Ainsi, va l’Amérique paupérisée de Trump : au plan politique, elle s’« enchinoise », autrement dit, elle se « tiers-mondise » ; l’État est réduit à gouverner exclusivement par l’imposture et l’incurie (sur la crise du Covid-19), et la répression violente (contre le prolétariat précipité dans la paupérisation et la clochardisation, plongé dans le désarroi et le désespoir, acculé à la révolte).
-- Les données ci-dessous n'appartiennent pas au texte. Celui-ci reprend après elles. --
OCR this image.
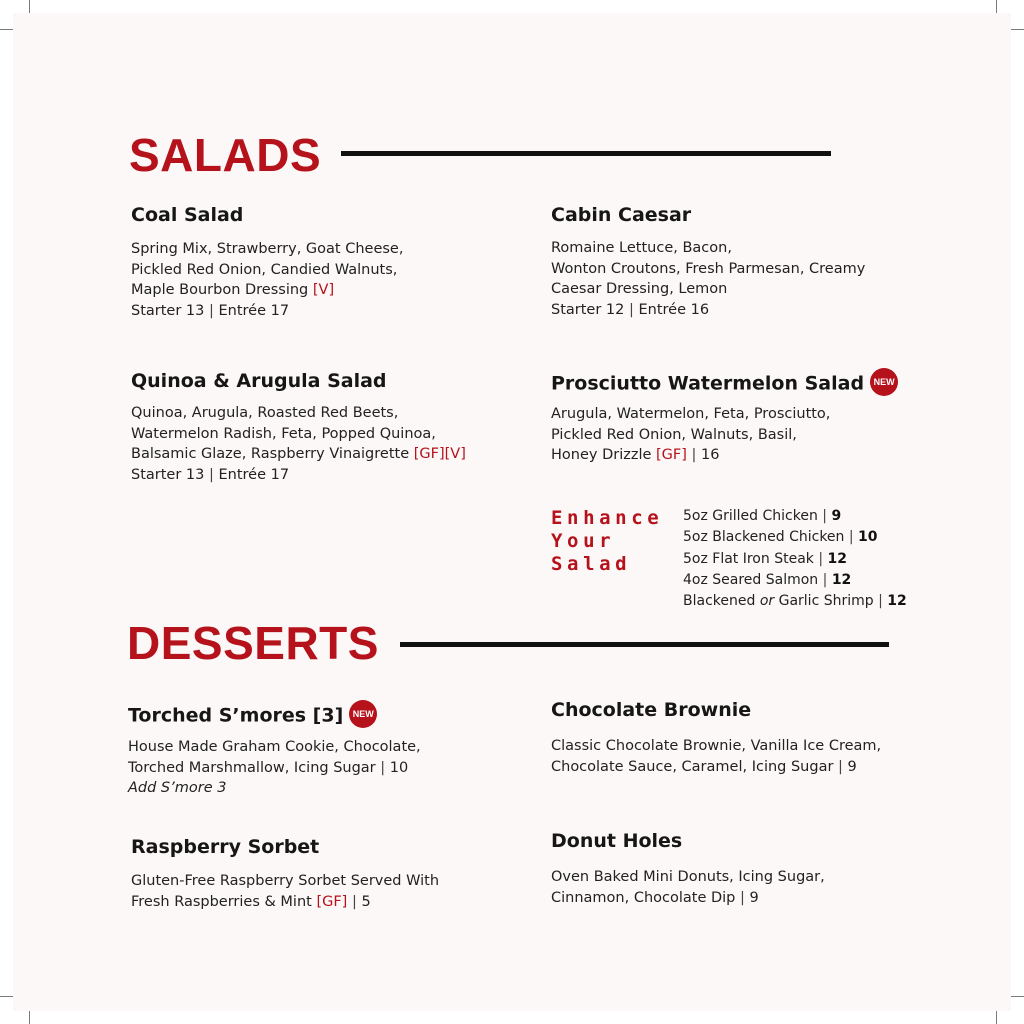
SALADS
Coal Salad

Spring Mix, Strawberry, Goat Cheese,
Pickled Red Onion, Candied Walnuts,
Maple Bourbon Dressing [V]
Starter 13 | Entrée 17

Cabin Caesar

Romaine Lettuce, Bacon,
Wonton Croutons, Fresh Parmesan, Creamy
Caesar Dressing, Lemon
Starter 12 | Entrée 16

Quinoa & Arugula Salad

Quinoa, Arugula, Roasted Red Beets,
Watermelon Radish, Feta, Popped Quinoa,
Balsamic Glaze, Raspberry Vinaigrette [GF][V]
Starter 13 | Entrée 17

Prosciutto Watermelon Salad NEW

Arugula, Watermelon, Feta, Prosciutto,
Pickled Red Onion, Walnuts, Basil,
Honey Drizzle [GF] | 16

Enhance
Your
Salad
5oz Grilled Chicken | 9
5oz Blackened Chicken | 10
5oz Flat Iron Steak | 12
4oz Seared Salmon | 12
Blackened or Garlic Shrimp | 12
DESSERTS
Torched S’mores [3] NEW

House Made Graham Cookie, Chocolate,
Torched Marshmallow, Icing Sugar | 10
Add S’more 3

Chocolate Brownie

Classic Chocolate Brownie, Vanilla Ice Cream,
Chocolate Sauce, Caramel, Icing Sugar | 9

Raspberry Sorbet

Gluten-Free Raspberry Sorbet Served With
Fresh Raspberries & Mint [GF] | 5

Donut Holes

Oven Baked Mini Donuts, Icing Sugar,
Cinnamon, Chocolate Dip | 9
Au reste, comme un vulgaire pays du Tiers-monde gouverné par une dictature, les Etats-Unis viennent d’être sermonnés par l’ONU, qui a condamné l’usage disproportionné de la force par les policiers américains. Autre dérive despotique, ordinairement apanage des Républiques bananières : la volonté de Trump de s’accrocher au pouvoir par l’annulation des prochaines élections prévues au mois de novembre 2020. Converti à l’insu de son plein gré au despotisme chinois, Trump, en apprenti potentat, tenterait-il un attentat constitutionnel ou un coup d’Etat institutionnel pour pérenniser son pouvoir ?
Dans le même moment, au plan économique, la Chine, elle, s’américanise, autrement dit se mécanise, s’automatise, se robotise, se modernise, devient la première puissance économique du monde.